Feature #523
Improve speed when reading netCDF table data (no grids)
Status: | Closed | Start date: | 2014-02-24 | |
---|---|---|---|---|
Priority: | High | Due date: | ||
Assignee: | % Done: | 100% | ||
Category: | - | |||
Target version: | Candidate for next minor release | |||
Platform: |
Description
Because GMT (a) processes table data record-by-record and (b) can do this across ASCII, native binary, and netCDF tables, it is considerably slower to read netCDF tables because only a single row is being accessed at the time. A rewrite would take advantage of the new GMT→hidden.mem_coord[col] arrays and read in entire columns (or as many rows as the preallocated memory can hold, then read the next section of rows when required).
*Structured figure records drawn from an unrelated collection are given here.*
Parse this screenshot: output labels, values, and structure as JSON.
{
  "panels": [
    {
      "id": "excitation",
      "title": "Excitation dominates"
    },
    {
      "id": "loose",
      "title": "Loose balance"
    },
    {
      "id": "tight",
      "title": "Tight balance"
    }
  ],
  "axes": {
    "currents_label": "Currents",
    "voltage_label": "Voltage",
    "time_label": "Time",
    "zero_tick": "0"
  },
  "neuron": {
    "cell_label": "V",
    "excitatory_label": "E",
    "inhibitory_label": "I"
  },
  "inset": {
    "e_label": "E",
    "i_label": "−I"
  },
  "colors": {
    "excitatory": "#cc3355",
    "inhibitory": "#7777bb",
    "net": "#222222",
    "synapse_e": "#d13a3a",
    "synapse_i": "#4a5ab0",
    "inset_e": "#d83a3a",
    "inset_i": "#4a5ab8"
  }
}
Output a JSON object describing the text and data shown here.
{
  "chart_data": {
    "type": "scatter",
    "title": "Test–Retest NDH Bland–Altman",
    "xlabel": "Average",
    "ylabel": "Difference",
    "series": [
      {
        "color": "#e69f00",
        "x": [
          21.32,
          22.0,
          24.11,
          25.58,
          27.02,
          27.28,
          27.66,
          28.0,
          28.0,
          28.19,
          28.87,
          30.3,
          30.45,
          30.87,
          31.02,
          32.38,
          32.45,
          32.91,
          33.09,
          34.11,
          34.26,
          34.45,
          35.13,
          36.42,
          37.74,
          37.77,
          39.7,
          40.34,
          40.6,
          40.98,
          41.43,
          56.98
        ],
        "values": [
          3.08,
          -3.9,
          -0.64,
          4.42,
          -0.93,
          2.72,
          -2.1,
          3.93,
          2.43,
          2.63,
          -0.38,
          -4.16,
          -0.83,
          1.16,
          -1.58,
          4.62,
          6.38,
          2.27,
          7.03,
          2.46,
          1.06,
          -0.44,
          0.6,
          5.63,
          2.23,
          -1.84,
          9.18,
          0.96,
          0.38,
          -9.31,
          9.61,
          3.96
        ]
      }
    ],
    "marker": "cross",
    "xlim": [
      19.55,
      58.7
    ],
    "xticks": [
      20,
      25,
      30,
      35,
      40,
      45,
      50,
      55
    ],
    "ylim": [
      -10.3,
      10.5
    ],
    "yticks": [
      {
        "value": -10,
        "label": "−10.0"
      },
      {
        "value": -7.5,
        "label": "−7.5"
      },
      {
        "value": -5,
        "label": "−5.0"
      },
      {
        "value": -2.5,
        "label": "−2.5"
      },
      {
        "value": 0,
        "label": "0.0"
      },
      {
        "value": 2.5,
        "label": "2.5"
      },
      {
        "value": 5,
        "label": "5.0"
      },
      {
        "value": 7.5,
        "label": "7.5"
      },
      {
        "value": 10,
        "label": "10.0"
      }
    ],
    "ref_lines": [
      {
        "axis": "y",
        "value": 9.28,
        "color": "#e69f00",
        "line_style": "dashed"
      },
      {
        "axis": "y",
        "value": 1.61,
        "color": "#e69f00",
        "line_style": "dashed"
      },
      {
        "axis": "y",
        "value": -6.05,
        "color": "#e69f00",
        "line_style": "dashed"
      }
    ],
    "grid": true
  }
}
The rec-by-rec machinery can then "read" from these columns whose initial read will be much much faster since entire columns are processed.
History
#1
Updated by Paul over 6 years ago
- Status changed from New to Resolved
- Assignee set to Paul
- % Done changed from 0 to 100
Implemented in 5.2 branch, r13341. May need some more testing.
#2
Updated by Remko over 6 years ago
- Status changed from Resolved to Closed
Paul wrote:
(or as many rows as the preallocated memory can hold, then read the next section of rows when required).
In fact, GMT_prep_tmp_arrays
will always allocate at least as many rows as the major dimension of the netCDF file that is to be read.
To be blunt, GMT_prep_tmp_arrays
should be given a limit on what it can allocate in the line:
while (row >= GMT->hidden.mem_rows) GMT->hidden.mem_rows <<= 1; /* Double up until enough */
Currently
mem_rows
can overflow or grow to hideous proportions.
I tested the current implementation on a reasonably sized file and was pleased with the increased performance. Hence I close this issue.